Allein vom Berliner Canisius-Kolleg hätten sich bis zu 50 Opfer gemeldet. Darüber hinaus hätten sich Vorfälle in Hamburg, Hannover, Göttingen, Bonn und St. Blasien ereignet. Insgesamt sprach die Rechtsanwältin von zwölf Jesuiten-Patres als Täter. Zudem gebe es neun Beschuldigungen gegen Lehrer an anderen katholischen Schulen, sagte Raue. Unter den mutmaßlichen Tätern seien dabei auch vereinzelt Frauen. Auch ein Hinweis zu einem Missbrauch in der evangelischen Kirche sei ihr zu Ohren gekommen. Die katholische Deutsche Bischofskonferenz wollte am Donnerstag zu dem Bericht keine Erklärung abgeben.

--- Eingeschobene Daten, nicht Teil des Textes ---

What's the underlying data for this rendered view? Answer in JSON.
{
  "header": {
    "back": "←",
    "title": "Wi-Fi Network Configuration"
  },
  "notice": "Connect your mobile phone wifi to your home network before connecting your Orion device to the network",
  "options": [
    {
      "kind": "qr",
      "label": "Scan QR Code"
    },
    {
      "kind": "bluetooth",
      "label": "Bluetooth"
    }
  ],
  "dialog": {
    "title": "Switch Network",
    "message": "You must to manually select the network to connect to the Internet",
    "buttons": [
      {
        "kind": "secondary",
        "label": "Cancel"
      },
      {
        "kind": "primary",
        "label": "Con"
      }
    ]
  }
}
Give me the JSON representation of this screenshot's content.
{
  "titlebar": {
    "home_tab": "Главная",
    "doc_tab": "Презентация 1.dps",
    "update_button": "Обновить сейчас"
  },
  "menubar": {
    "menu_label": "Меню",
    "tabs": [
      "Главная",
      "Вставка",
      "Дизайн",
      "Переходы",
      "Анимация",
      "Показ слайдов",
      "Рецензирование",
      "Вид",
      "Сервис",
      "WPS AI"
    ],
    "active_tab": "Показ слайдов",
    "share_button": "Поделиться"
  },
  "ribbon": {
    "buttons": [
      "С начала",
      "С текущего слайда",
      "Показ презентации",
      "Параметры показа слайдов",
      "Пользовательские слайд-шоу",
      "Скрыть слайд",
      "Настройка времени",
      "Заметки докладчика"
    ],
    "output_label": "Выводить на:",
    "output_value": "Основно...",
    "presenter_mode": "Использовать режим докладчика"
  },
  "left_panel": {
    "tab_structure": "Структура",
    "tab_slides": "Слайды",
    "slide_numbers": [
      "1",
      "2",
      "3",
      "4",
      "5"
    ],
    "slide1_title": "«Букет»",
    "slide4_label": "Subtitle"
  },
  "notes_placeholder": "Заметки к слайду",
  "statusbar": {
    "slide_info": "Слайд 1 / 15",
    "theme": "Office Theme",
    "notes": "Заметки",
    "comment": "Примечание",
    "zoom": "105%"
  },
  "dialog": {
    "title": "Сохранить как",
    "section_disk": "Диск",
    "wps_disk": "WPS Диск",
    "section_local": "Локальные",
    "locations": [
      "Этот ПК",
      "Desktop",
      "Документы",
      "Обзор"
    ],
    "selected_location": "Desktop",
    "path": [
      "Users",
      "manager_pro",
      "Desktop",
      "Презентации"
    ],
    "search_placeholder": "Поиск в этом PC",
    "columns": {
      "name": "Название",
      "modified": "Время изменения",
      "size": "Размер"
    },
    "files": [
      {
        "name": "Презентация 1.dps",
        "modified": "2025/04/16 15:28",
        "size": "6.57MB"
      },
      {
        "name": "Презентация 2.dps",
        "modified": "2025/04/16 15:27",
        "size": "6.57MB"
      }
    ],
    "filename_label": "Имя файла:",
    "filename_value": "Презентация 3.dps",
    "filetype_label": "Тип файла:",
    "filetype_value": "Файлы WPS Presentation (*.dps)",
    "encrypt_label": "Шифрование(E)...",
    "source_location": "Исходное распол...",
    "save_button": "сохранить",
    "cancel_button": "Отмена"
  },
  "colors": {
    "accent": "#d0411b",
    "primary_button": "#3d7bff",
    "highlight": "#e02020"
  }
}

Raue hat nach eigenen Angaben seit Bekanntwerden der ersten Missbrauchsvorwürfe am Berliner Canisius-Kolleg Ende Januar zahlreiche Gespräche mit Missbrauchsopfern aus den 50er bis 80er Jahren geführt. Zudem habe sie in den Akten über die beiden beschuldigten Patres Wolfgang S. und Peter R. recherchiert. Dort habe sie Notizen gefunden, dass die Schulleitung des Canisius-Kollegs spätestens seit Mai 1981 von Übergriffen im Fall Peter R. wusste. Allerdings würden die Vergehen nur am Rande angesprochen. Im Fall des Paters Wolfgang S. habe sich unter anderem ein Schreiben aus dem Jahr 1967 gefunden, in dem er berichtete, dass ihm "mehrfach die Hand ausgerutscht" sei, "auch dort, wo es nicht unbedingt notwendig gewesen wäre".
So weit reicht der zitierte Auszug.